CARE OF THE PHOTINIA X FRASERI ‘RED ROBIN’
Both P. x fraseri and P. villosa grow on all types of humus-rich soil. The soil should be well-draining and on the moist side. They like a position in the sun or partial shade, which must be somewhat sheltered. If they are fully exposed to the wind or otherwise unprotected, the shrubs can freeze considerably in severe winters.
Photinia x fraseri as a solitary shrub hardly needs pruning. Dead, damaged or crossing wood can be cut off early in the spring. Shooting branches can also be shortened. If it becomes too big or needs to be rejuvenated, it can be cut back considerably: it generally grows well on the old wood.
Photinia villosa var. laevis is better pruned in winter when it has lost its leaves. It can also be thinned out if necessary. This shrub can then also be cut back to the old wood.
Both varieties can also be planted as hedges. The main shoot can continue to grow to the desired height. The side shoots are then cut as a hedge, and each time shortened. In principle, cutting once in August is sufficient for the evergreen P. x fraseri. If the hedge is already too messy, you can also cut it once at the end of May or in June. P. villosa is cut for the first time in March or April, and then approximately every 6 weeks between April and September (somewhat dependent on site and weather conditions).
Fertilizing can be done in the spring with some compost. This maintains both the nutritional status and the humic content of the soil. Applying a mulch layer is of course also possible. This also reduces the evaporation of moisture from the soil.
DISEASES AND PESTS OF THE PHOTINIA (MEDLAR)
The gloss medlar does not suffer much from diseases or pests. Only Photinia davidiana is susceptible to fire blight.
11 PHOTINIA CULTIVARS (SPECIES)
- Photinia × fraseri ‘Red Tip Photinia’
- Photinia × fraseri ‘Red Robin’
- Photinia × fraseri ‘Camilvy’
- Photinia × fraseri ‘Curly Fantasy’
- Photinia × fraseri ‘Super Hedger’
- Photinia × fraseri ‘Pink Marble’
- Photinia ‘Redstart’
- Photinia ‘Palette’
- Photinia davidiana ‘Fructu Luteo’
- Photinia davidiana ‘Prostrata’
PHOTINIA X FRASERI ‘RED ROBIN’ AS A HEDGE PLANT
Photinia x fraseri ‘Red Robin’ is an evergreen shrub, which is usually placed as a solitary plant because of its beautiful red-flaring leaves. It is also good to use as a hedge plant, especially on moist soils. It is then more or less comparable to cherry laurel. Especially suitable for somewhat wider hedges (1 to 2 m), with a height of up to approximately 2.5 m. The plants are not very sensitive to diseases or pests, but can freeze a bit in winter. Planting distance 2.5 pcs./m.

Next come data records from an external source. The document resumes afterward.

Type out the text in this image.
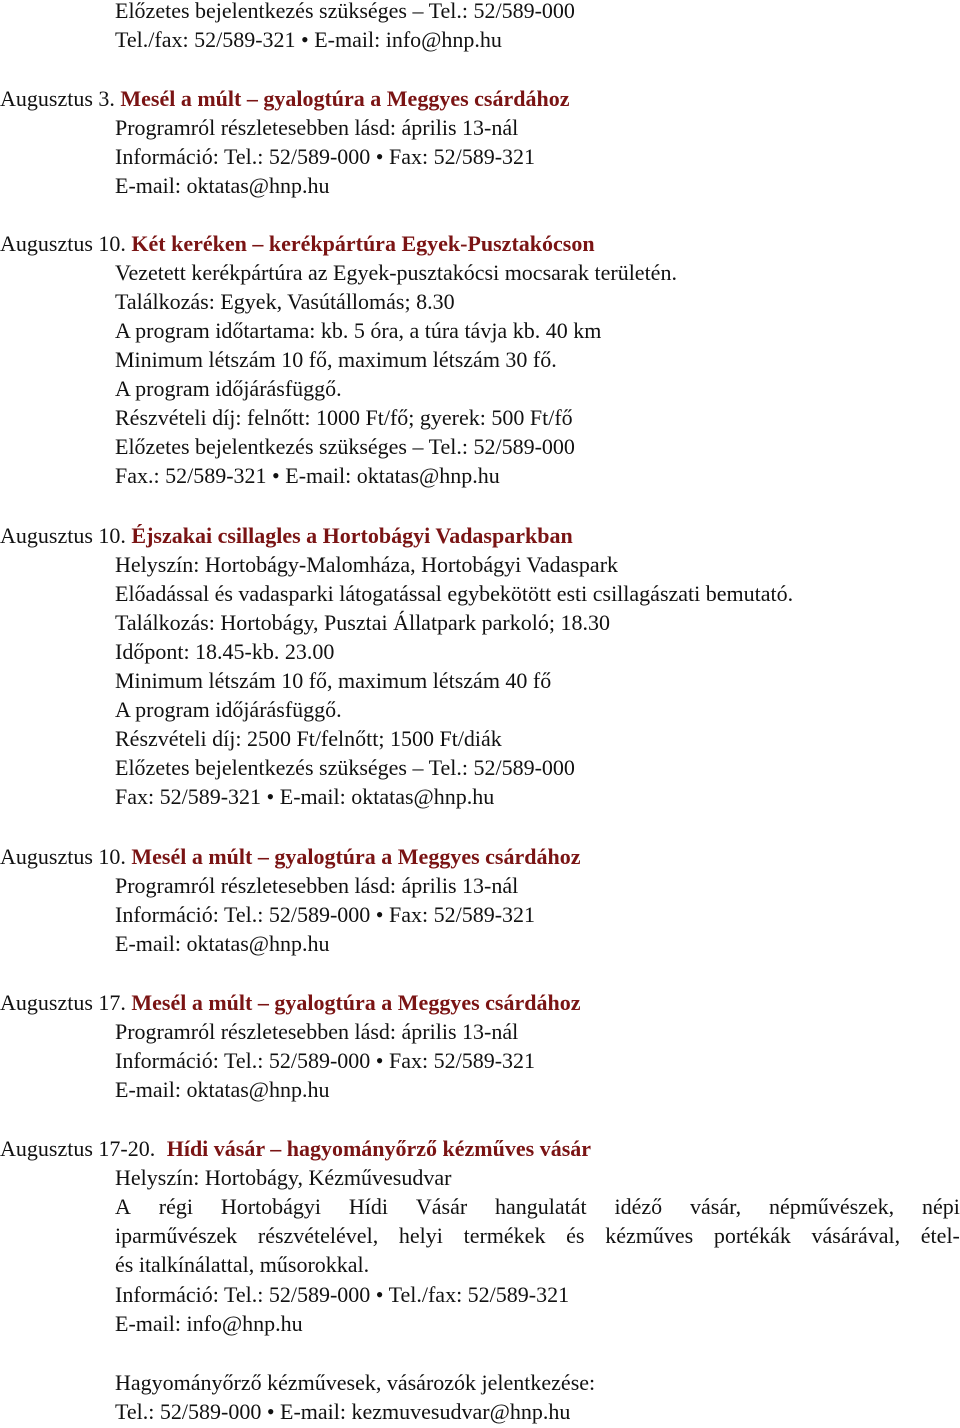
Előzetes bejelentkezés szükséges – Tel.: 52/589-000
Tel./fax: 52/589-321 • E-mail: info@hnp.hu
Augusztus 3. Mesél a múlt – gyalogtúra a Meggyes csárdához
Programról részletesebben lásd: április 13-nál
Információ: Tel.: 52/589-000 • Fax: 52/589-321
E-mail: oktatas@hnp.hu
Augusztus 10. Két keréken – kerékpártúra Egyek-Pusztakócson
Vezetett kerékpártúra az Egyek-pusztakócsi mocsarak területén.
Találkozás: Egyek, Vasútállomás; 8.30
A program időtartama: kb. 5 óra, a túra távja kb. 40 km
Minimum létszám 10 fő, maximum létszám 30 fő.
A program időjárásfüggő.
Részvételi díj: felnőtt: 1000 Ft/fő; gyerek: 500 Ft/fő
Előzetes bejelentkezés szükséges – Tel.: 52/589-000
Fax.: 52/589-321 • E-mail: oktatas@hnp.hu
Augusztus 10. Éjszakai csillagles a Hortobágyi Vadasparkban
Helyszín: Hortobágy-Malomháza, Hortobágyi Vadaspark
Előadással és vadasparki látogatással egybekötött esti csillagászati bemutató.
Találkozás: Hortobágy, Pusztai Állatpark parkoló; 18.30
Időpont: 18.45-kb. 23.00
Minimum létszám 10 fő, maximum létszám 40 fő
A program időjárásfüggő.
Részvételi díj: 2500 Ft/felnőtt; 1500 Ft/diák
Előzetes bejelentkezés szükséges – Tel.: 52/589-000
Fax: 52/589-321 • E-mail: oktatas@hnp.hu
Augusztus 10. Mesél a múlt – gyalogtúra a Meggyes csárdához
Programról részletesebben lásd: április 13-nál
Információ: Tel.: 52/589-000 • Fax: 52/589-321
E-mail: oktatas@hnp.hu
Augusztus 17. Mesél a múlt – gyalogtúra a Meggyes csárdához
Programról részletesebben lásd: április 13-nál
Információ: Tel.: 52/589-000 • Fax: 52/589-321
E-mail: oktatas@hnp.hu
Augusztus 17-20. Hídi vásár – hagyományőrző kézműves vásár
Helyszín: Hortobágy, Kézművesudvar
A régi Hortobágyi Hídi Vásár hangulatát idéző vásár, népművészek, népi
iparművészek részvételével, helyi termékek és kézműves portékák vásárával, étel-
és italkínálattal, műsorokkal.
Információ: Tel.: 52/589-000 • Tel./fax: 52/589-321
E-mail: info@hnp.hu
Hagyományőrző kézművesek, vásározók jelentkezése:
Tel.: 52/589-000 • E-mail: kezmuvesudvar@hnp.hu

PHOTINIA X FRASERI ‘RED ROBIN’ AS A CONTAINER PLANT
Photinia (glossy medlar) likes a somewhat humous and moist soil. In this case, it is recommended to supplement the potting soil with humous soil where compost has been mixed in. The compost acts as a slow-acting fertilizer and increases the humus content in the soil. The top of the pot can be covered with a layer of leaf soil, or wood chips, to prevent rapid evaporation from the ground. In addition, some tub plant fertilizer can be given once a month, or some liquid plant food can be added to the irrigation water.